А потом было ещё кое-что. Нора и Дау свалили в отпуска, а на их место приехал учёный Никита со своим семейством. Мне много раз, когда был Никита, звонила Инна и говорила: «Ань, иди, пожалуйста, в контору». И я многие ночи проводила на студии, ожидая, когда же мне разрешат, наконец, вернуться в мою кровать, к которой я уже привыкла. Как-то меня попросили из конторы прийти в Д2, что-то сказать Никите. Я зашла и обнаружила в гостиной Никиту и Зою (не его жену), собравшихся заняться любовью, и это всё снималось. Возможно, я могла что-то интересное придумать, чтобы создать в кадре экшн, но моя фантазия дремала в ту ночь. Да и играть я не умею, только проживать. Если что-то не соответствует моему внутреннему ощущению, то я туда не иду, ибо ненавижу наигранность. Так что в этот раз подстрекательство на игру не удалась.
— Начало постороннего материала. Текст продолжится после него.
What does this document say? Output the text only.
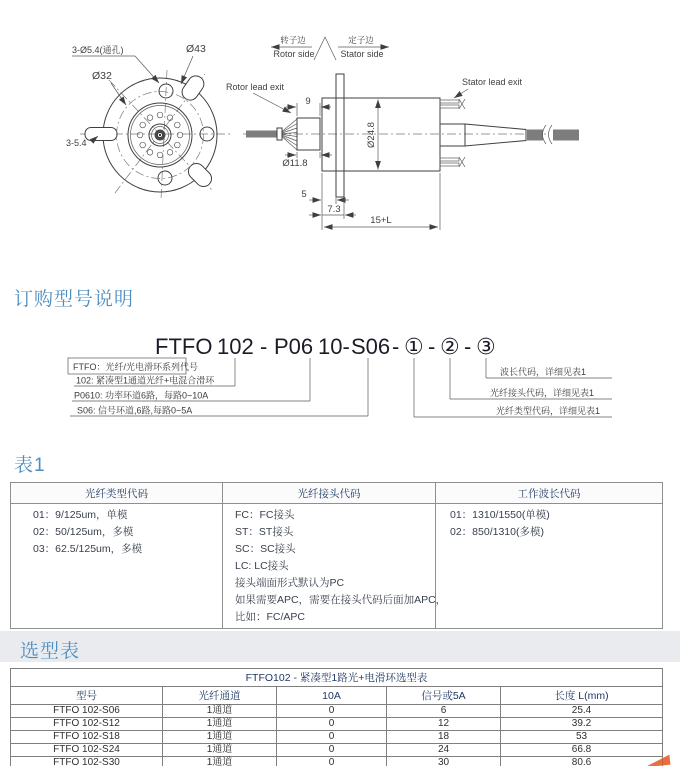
3-Ø5.4(通孔)	Ø43
Ø32
3-5.4
转子边
Rotor side
定子边
Stator side
Rotor lead exit	Stator lead exit
9
Ø11.8
Ø24.8
5
7.3
15+L
订购型号说明
FTFO 102 - P06 10- S06 - ① - ② - ③
FTFO：光纤/光电滑环系列代号
102: 紧凑型1通道光纤+电混合滑环
P0610: 功率环道6路，每路0~10A
S06: 信号环道,6路,每路0~5A
波长代码，详细见表1
光纤接头代码，详细见表1
光纤类型代码，详细见表1
表1
光纤类型代码	光纤接头代码	工作波长代码

01：9/125um，单模
02：50/125um，多模
03：62.5/125um，多模

FC：FC接头
ST：ST接头
SC：SC接头
LC: LC接头
接头端面形式默认为PC
如果需要APC，需要在接头代码后面加APC，
比如：FC/APC

01：1310/1550(单模)
02：850/1310(多模)
选型表
FTFO102 - 紧凑型1路光+电滑环选型表				
型号	光纤通道	10A	信号或5A	长度 L(mm)
FTFO 102-S06	1通道	0	6	25.4
FTFO 102-S12	1通道	0	12	39.2
FTFO 102-S18	1通道	0	18	53
FTFO 102-S24	1通道	0	24	66.8
FTFO 102-S30	1通道	0	30	80.6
Также после тюрьмы приезжали мои родители. Они тогда ехали в Крым на машине и решили заехать посмотреть, чем тут занимается их дочка. Инна перед их приездом спросила: «Ну что, рассказать твоей маме, что ты сидела в тюрьме?» Я ответила: «Ни в коем случае, она мне мозг вынесет». Родители были вполне удовлетворены, глядя на все эти художественные эскизы и бесконечные картинки людей в исторических костюмах, висящие на стенах на 1-м этаже студии, множество самих костюмов в отделе К, на гримёрные, реквизитные, а также на молодых творческих увлеченных людей, работающих на 2-м этаже студии. Переодеваться, чтобы посмотреть декорацию, они не стали, спешили поехать дальше. Они больше не волновались за меня. К тому же потом, когда они уехали, "Дау" Хржановского подало им знак и в Крыму. Там на солнечном пляже они познакомились и разговорились с какими-то людьми их возраста и это оказались родители Кати - девушки Ильи Хржановского, с которой он познакомился на "Дау", которая у него работала.
А мы с Викой в те дни штурмовали бухгалтерию, чтобы нам выдали хотя бы небольшой аванс. В тот раз это далось нам относительно легко. И ещё через недолгое время я сообщила Вере, что хочу в отпуск (съемочный блок 1956 года закончился тогда). Она сказала, что поговорит с Ильёй, и уже скоро я мчалась в Москву, а там и в деревню на несколько дней, где хорошенько освежилась.